In fact, because I do not reason that any human being should have more rights than another, I have been also called a misogynist, a homophobe and a few other choice names. I find this disturbing, because it would appear to these individuals that the desire for equality among humanity at large is something they do not want.

I understand the need for recognizing some of the more disenfranchised groups in the context of activism. The groups that advocate for the LGBT community are doing wonderful work to bring to the attention of the masses that Lesbians, Gay, Bi-Sexual and Transgender people are no less than anyone else, and deserve to be treated with the very same privileges that the Constitution provides. The same goes for groups that advocate for black people, Latinos, women, etc.

However, the efforts to bring these groups to equality not just on paper, but in practice in the real world, should not be done by disenfranchising the demographic that has been in the majority. If you listen to some of these people, you would think that every person in the United States who is white is a racist, and every person who is male is a misogynist, and every person who is straight is a homophobe. The fact is, nobody deserves preferential treatment based on race, religion, gender, etc.

Bigotry is bigotry, and it doesn’t matter if it’s a white person who discriminates against a black person, a male who discriminates against a female, a heterosexual person who discriminates against a homosexual, a black person who discriminates against a white person, a feminist who discriminates against men, or whites, blacks, Latinos, Eskimos, Asians, etc., who discriminate against each other because, for some reason – valid or invalid – they perceive that everyone else is somehow beneath them. These people are all part of the problem.
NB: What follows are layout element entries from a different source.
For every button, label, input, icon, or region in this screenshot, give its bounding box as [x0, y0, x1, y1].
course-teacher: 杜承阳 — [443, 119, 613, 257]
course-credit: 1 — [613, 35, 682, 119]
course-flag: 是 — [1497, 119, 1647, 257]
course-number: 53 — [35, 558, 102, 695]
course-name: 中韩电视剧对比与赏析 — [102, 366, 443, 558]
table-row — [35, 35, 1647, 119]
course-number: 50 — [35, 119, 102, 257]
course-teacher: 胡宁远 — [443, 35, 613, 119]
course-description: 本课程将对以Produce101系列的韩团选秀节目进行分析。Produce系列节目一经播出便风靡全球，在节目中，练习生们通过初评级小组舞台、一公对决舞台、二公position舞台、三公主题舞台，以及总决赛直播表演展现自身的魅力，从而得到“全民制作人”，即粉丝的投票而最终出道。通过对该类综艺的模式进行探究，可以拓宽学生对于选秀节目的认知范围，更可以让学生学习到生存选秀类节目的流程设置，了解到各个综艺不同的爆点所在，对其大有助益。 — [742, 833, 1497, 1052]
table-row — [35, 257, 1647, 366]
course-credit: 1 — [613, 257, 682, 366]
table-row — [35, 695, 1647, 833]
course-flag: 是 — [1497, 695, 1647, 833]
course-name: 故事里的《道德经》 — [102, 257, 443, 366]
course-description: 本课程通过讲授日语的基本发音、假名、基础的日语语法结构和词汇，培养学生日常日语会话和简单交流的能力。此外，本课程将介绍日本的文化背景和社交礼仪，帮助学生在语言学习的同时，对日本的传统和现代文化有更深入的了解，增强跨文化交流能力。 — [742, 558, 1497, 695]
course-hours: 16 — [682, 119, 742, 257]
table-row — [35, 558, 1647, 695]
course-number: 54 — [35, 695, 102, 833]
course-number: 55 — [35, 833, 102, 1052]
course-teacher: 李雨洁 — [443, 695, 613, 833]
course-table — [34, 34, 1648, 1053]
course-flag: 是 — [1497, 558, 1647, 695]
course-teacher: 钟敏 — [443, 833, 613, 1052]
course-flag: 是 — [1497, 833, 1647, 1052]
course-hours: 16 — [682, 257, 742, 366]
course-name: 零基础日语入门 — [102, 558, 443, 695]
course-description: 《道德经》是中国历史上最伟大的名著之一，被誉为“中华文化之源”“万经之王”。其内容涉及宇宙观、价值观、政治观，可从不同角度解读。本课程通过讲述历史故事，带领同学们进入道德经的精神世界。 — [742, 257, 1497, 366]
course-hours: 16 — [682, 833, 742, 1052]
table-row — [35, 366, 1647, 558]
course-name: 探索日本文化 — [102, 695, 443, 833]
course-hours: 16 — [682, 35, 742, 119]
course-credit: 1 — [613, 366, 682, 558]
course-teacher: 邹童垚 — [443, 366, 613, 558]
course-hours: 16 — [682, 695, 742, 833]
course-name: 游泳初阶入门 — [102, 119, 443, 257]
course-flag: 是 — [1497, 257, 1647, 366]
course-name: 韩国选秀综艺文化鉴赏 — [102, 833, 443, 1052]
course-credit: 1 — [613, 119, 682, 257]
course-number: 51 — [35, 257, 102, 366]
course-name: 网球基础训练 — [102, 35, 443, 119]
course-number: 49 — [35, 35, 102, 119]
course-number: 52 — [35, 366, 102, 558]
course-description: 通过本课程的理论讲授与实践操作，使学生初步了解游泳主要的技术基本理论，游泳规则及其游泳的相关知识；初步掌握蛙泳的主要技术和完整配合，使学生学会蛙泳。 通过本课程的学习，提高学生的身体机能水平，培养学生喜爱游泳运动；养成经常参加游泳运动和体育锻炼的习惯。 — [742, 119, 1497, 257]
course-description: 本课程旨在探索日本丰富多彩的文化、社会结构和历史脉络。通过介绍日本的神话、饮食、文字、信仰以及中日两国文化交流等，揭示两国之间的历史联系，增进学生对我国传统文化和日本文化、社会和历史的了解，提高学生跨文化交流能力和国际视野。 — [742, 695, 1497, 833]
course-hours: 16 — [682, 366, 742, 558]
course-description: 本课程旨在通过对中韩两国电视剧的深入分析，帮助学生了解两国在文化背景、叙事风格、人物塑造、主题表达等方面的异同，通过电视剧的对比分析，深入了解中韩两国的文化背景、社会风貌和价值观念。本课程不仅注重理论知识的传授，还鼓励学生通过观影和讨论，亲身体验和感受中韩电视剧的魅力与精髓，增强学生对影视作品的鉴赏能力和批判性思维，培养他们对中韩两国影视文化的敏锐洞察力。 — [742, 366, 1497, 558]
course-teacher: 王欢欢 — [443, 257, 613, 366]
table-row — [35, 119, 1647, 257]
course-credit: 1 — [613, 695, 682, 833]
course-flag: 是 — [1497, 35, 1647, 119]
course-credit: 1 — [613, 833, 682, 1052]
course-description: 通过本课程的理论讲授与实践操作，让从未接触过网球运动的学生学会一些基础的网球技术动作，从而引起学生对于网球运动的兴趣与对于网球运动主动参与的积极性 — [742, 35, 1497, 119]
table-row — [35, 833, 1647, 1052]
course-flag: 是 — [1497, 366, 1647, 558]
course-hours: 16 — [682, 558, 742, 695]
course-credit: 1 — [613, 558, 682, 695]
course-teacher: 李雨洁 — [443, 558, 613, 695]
It’s not enough with some of the more radical groups that they are brought up to speed, so to speak, with the rights that other groups have enjoyed without molestation for generations. They want to take it a step further and be granted special privileges. Some black activist groups want to reverse slavery. Some LGBT groups want churches to be forced to perform same sex marriages and ordain gay ministers. Some feminist groups want to emasculate all men. This is not equality. It’s revenge. But the revenge is not being sought out on those who have wronged them, but on every single member of the demographic.

With these groups, the word ‘Equality’ has taken on an Orwellian definition, that all are equal, but some are more equal than others. For me, I’ll stick with the words of Dr. Martin Luther King, “I have a dream that one day this nation will rise up and live out the true meaning of its creed, “We hold these truths to be self-evident: that all men are created equal.”

You can’t have it both ways. You are either for equality for everyone, or you want more for yourselves. The former is a virtuous goal. The latter is something else, entirely.